BANGKOK (Reuters) – Car production in Thailand fell 20.11% in June from a year earlier due to tighter financing rules and high consumer debt, and full-year production is now expected to be lower than in 2023, the Federation of Thai Industries (FTI) said on Thursday.
The figure compared with May’s 16.19% year-on-year drop.
In the January-June period, car production contracted 17.39% from a year earlier to 761,240 units, the federation said.
“Stricter measures for credit approval from financial institutions, coupled with household debt that was nearing 90% of GDP, led to a higher rejection rate for auto loans,” Surapong Paisitpattanapong, spokesman of the FTI’s automotive industry division, told a news briefing. Domestic car sales dropped 26.04% in June from a year earlier, after a 23.38% annual decline in May, the federation said.

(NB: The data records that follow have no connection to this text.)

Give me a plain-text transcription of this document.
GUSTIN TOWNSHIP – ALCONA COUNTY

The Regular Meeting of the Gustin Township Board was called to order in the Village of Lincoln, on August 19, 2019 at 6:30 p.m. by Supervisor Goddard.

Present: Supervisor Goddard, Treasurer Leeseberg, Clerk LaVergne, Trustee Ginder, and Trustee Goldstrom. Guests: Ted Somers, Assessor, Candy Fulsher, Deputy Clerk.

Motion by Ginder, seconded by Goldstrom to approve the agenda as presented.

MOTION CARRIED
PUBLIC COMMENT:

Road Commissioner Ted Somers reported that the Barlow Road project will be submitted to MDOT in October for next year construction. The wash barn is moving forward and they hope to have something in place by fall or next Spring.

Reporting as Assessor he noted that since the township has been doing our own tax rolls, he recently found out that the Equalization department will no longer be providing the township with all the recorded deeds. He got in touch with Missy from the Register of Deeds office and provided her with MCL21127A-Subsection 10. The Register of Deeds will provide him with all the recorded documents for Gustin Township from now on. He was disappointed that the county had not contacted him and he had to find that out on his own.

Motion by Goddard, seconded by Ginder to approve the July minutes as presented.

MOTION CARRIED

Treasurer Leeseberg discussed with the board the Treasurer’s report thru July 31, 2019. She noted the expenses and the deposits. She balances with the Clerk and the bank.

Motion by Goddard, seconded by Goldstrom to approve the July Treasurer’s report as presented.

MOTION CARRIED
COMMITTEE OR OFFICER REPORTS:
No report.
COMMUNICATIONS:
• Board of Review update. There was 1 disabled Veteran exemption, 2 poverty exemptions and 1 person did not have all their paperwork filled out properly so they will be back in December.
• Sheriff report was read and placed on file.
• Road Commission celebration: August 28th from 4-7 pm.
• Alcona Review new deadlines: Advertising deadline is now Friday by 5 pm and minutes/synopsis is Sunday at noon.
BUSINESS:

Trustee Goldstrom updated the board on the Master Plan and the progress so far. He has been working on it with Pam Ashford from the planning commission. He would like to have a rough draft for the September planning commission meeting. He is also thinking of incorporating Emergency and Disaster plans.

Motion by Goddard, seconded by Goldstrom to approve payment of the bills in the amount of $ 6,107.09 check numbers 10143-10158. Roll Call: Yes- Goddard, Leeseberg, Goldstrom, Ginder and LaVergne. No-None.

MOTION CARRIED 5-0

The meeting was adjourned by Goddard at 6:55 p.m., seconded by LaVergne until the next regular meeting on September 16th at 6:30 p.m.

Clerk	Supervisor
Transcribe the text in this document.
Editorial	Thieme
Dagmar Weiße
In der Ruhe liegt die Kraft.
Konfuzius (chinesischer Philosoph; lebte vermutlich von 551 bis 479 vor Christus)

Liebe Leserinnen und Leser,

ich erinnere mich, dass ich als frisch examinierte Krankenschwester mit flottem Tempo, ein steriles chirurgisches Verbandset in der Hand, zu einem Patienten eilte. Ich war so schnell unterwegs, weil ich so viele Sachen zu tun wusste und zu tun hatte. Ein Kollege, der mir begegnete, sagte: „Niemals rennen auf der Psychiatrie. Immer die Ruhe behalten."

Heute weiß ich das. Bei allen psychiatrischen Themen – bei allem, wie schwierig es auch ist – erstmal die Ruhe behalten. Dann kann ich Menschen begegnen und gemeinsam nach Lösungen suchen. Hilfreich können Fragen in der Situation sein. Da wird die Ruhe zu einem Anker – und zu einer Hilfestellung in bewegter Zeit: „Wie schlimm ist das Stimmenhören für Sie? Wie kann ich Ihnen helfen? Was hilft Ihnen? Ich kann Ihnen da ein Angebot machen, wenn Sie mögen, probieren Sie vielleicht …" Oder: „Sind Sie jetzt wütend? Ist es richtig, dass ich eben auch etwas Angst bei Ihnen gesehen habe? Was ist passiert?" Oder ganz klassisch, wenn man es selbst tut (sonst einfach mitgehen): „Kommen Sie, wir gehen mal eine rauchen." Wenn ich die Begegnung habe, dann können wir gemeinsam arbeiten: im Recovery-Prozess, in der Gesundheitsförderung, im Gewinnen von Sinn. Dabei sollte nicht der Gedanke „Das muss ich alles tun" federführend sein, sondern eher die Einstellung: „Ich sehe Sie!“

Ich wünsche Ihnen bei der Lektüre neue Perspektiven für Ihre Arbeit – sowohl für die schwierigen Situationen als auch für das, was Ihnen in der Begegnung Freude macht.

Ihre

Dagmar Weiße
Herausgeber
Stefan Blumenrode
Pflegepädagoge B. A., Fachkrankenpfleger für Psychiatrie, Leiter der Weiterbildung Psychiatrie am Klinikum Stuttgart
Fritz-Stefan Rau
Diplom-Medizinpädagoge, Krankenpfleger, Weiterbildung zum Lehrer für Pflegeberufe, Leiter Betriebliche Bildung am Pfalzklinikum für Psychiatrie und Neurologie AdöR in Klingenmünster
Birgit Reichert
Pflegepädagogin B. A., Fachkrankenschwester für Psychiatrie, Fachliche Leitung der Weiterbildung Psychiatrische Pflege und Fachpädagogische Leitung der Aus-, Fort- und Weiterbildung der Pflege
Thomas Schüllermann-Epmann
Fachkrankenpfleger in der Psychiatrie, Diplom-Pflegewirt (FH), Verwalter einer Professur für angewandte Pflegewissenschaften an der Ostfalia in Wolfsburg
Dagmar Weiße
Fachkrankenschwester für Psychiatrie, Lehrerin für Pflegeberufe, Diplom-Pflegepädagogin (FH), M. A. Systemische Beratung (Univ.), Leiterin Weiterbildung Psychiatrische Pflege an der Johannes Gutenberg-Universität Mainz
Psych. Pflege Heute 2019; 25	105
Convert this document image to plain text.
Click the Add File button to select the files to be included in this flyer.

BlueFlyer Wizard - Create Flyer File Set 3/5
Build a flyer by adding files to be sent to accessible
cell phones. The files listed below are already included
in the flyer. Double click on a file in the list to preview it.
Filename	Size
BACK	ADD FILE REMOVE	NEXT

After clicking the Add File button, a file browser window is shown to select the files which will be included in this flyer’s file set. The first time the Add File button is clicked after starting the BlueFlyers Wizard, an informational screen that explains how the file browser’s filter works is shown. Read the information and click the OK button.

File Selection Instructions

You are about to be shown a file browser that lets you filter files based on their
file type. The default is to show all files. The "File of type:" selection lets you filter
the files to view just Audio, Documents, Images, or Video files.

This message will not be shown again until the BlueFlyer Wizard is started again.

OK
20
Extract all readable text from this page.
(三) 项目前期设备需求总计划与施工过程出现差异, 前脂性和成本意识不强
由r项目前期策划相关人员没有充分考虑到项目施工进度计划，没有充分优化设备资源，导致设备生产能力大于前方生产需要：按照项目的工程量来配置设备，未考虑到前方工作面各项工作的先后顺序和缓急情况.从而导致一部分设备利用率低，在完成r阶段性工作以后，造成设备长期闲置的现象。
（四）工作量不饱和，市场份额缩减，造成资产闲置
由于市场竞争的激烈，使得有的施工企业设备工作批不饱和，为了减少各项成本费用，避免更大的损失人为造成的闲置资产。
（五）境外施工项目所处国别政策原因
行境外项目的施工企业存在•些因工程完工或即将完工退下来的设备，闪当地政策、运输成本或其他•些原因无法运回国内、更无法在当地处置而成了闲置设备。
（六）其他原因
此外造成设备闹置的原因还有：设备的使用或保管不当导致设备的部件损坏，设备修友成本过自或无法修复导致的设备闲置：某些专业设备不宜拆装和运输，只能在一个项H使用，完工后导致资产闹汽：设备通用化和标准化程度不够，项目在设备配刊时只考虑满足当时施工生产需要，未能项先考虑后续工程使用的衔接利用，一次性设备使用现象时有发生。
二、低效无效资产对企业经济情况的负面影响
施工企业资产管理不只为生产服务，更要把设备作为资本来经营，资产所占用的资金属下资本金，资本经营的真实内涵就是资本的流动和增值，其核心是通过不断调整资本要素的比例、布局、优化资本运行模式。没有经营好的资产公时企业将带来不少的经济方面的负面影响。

The federation lowered its domestic sales target to 550,000 vehicles from an earlier forecast of 750,000 units. It also cut its production target to 1.7 million units this year, down from at 1.9 million vehicles seen earlier. In 2023, Thailand produced 1.84 million vehicles.
Auto exports were still seen at 1.15 million vehicles this year.
Thailand is Southeast Asia’s biggest autos production centre and an export base for some of the world’s top carmakers, including Toyota and Honda, with pickup trucks among the key vehicles manufactured.